As current climate concerns recognise, it is likely that both faunal and floral life will experience considerable environment stress during periods of rapid climate change. So perhaps the observed sudden changes in the fossil records that came to form the basis of the geological period boundaries could have at least a part of their explanation in terms of these correlations with the rates of change in the climate.
This suggests that high rates of climate changes might also be a contributing cause of the
observed “mass extinction events” (MEE). A reasonably well supported summary of
the recorded MEE is provided in Figure 2, adapted from the entry in Wikipedia. This
shows the percentage extinctions of readily fossilized marine genera (these are the ones that have hard calcite shells). Especially
over the past 300 Ma, where the fossil records are a little more complete, the
relationship is quite uncanny. For example, the three most extreme MEE occur at:
-250 Ma which falls on the Permian-Triassic boundary (P/T); -200 Ma on the
Triassic-Jurassic boundary (T/J); -66 Ma on the Cretaceous-Paleogene boundary
(K/Pg) – all associated with very rapid (in geological terms) decreases in Earth
temperature. Even the relatively minor MEE at -150 Ma corresponds with the
Jurassic-Cretaceous (J/K); and near the -35 Ma the Paleogene-Neogene (Pg/N)
boundary.
Earlier MME are a little more difficult to separate but the well recorded events at: -445 Ma (O/S) is very close to the Ordovician-Silurian boundary; and -485 Ma (Cm/O) close to the Cambrian-Ordovician boundary; the -500 Ma and -520 Ma events occur either side of the Cambrian-Ordovician boundary
There have been several other explanations
for MEE in the past. There is some evidence of a strong correlation between
recorded flood basalt eruptions and at least some of the periods when MEE occur. For
example, the widespread MEE recorded at the P/T (-250 Ma) and T/J (-200 Ma) and
K/Pg (-66 Ma) boundaries all coincided with times when massive flood basalt
events occurred (see Matthews et al 2019) usually creating large igneous provinces. As
discussed in earlier posts (ref needed), periods of rapid cooling of the lithosphere, occurring
for example when climate moves from hot-house conditions to ice-house, would be
expected to increase the predominance of tension induced thermal fractures of the lithosphere and
the often associated release of magma through volcanism and release of flood basalts.
And of course it is at these times that sea level regressions will be at their
extreme linking both the regression and flood basalt explanations to their
underlying cause from major changes of climate.
Another possible cause, discussed
by Alvarez et al (1980), is that of bolide impact events. It is generally
accepted that the only credible possibility of a bolide impact being the cause is that of the K/Pg event, but even
that is ambiguous (Raup 1991) so that Bolide impacts are generally dismissed as likely explanations - See Hallam,(1998).

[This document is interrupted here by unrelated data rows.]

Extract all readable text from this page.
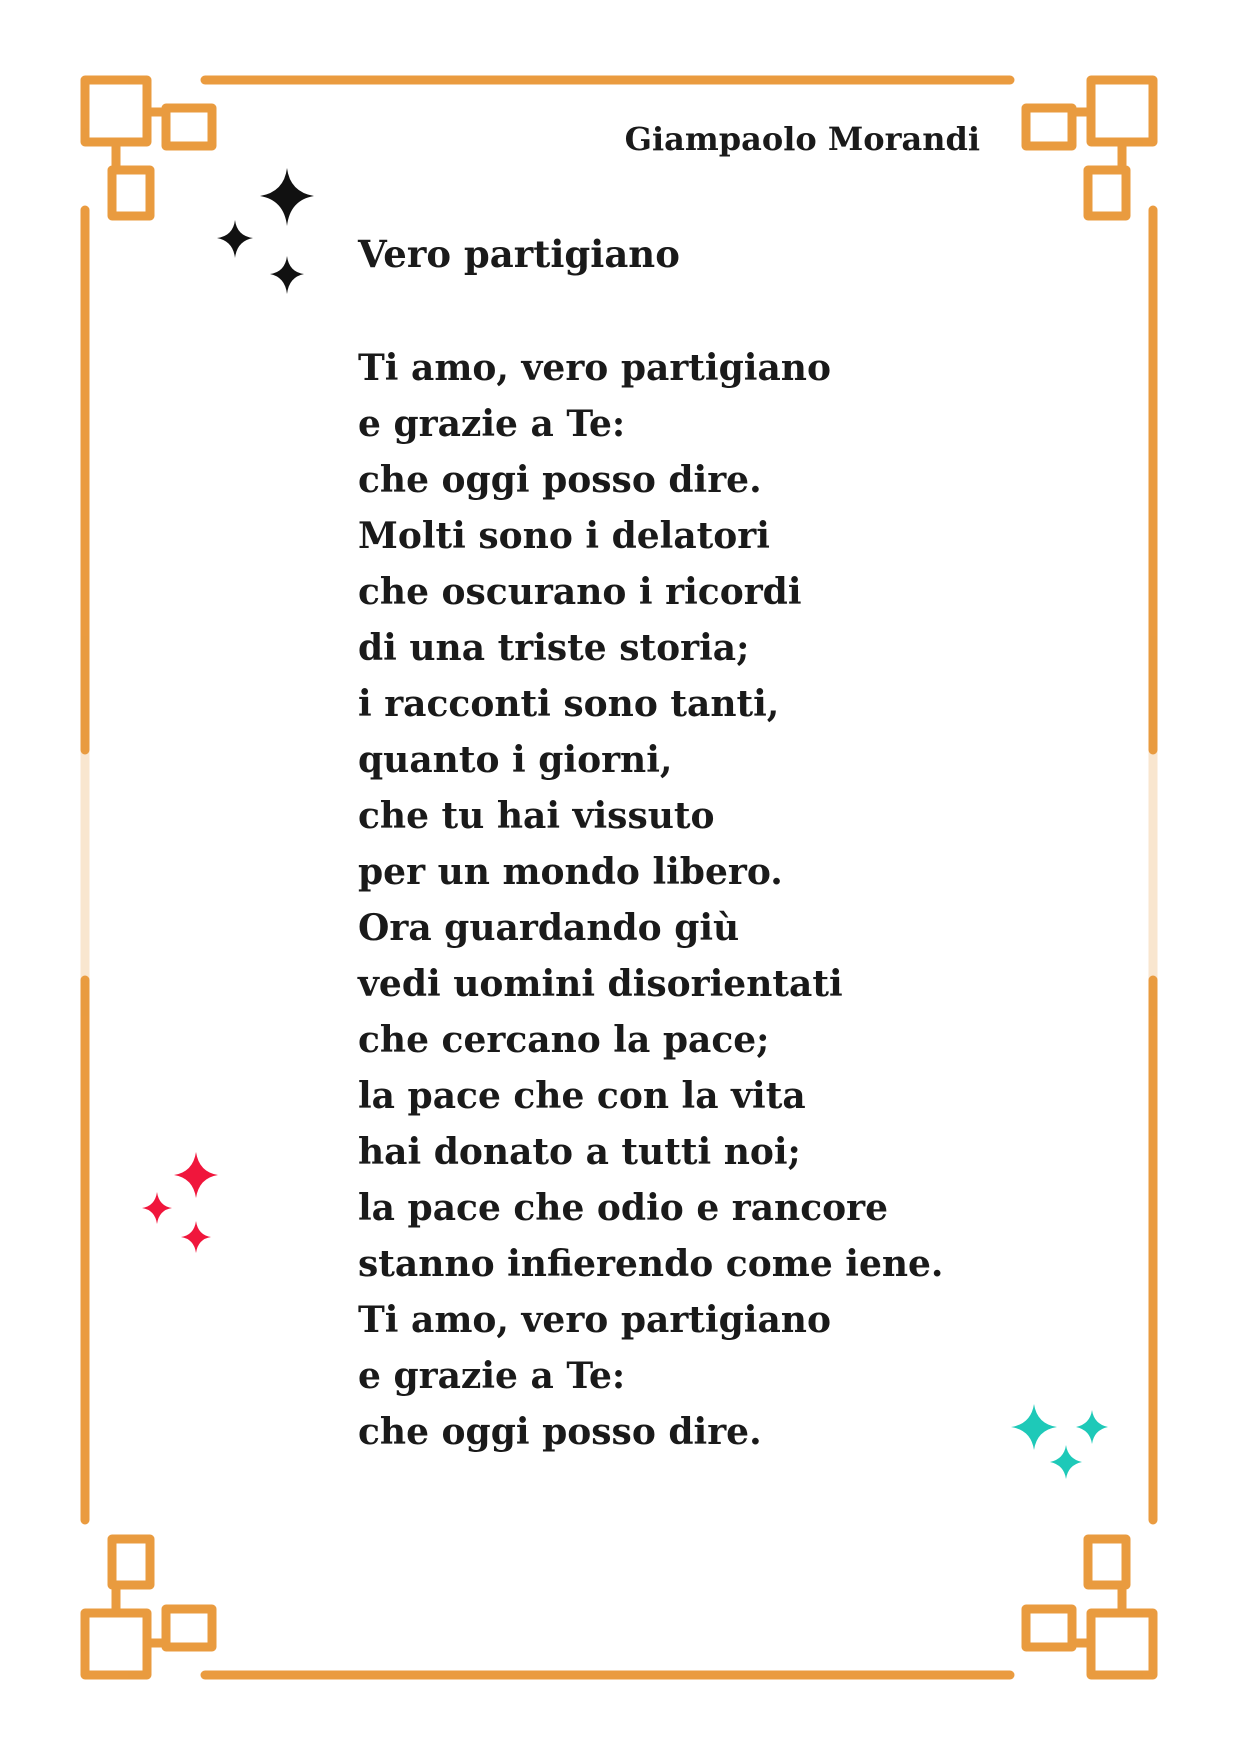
Giampaolo Morandi
Vero partigiano
Ti amo, vero partigiano
e grazie a Te:
che oggi posso dire.
Molti sono i delatori
che oscurano i ricordi
di una triste storia;
i racconti sono tanti,
quanto i giorni,
che tu hai vissuto
per un mondo libero.
Ora guardando giù
vedi uomini disorientati
che cercano la pace;
la pace che con la vita
hai donato a tutti noi;
la pace che odio e rancore
stanno infierendo come iene.
Ti amo, vero partigiano
e grazie a Te:
che oggi posso dire.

Fig 3. Summarises the links between MEE, the geological period boundaries and their possible unified causal link to periods of rapid climate change.
In the posts relating to the evidence for the Colorado Plateau, I concentrated upon the moments in time at which regions of the Earth's surface experienced a renewed pulse of sedimentation. This provided a fairly precise time signal at which a possibly very long periods of missing time, a so called unconformity, came to an end. Over what would have been very long periods when fossil bearing sediments were eroded during these unconformity missing times, starts to expain why so many of the recorded MEE seem to correspond with the transitions from hot-house to ice-house conditions. Perhaps some of these may have been rather slower extinctions of species than the step functions of Figure 2 suggest!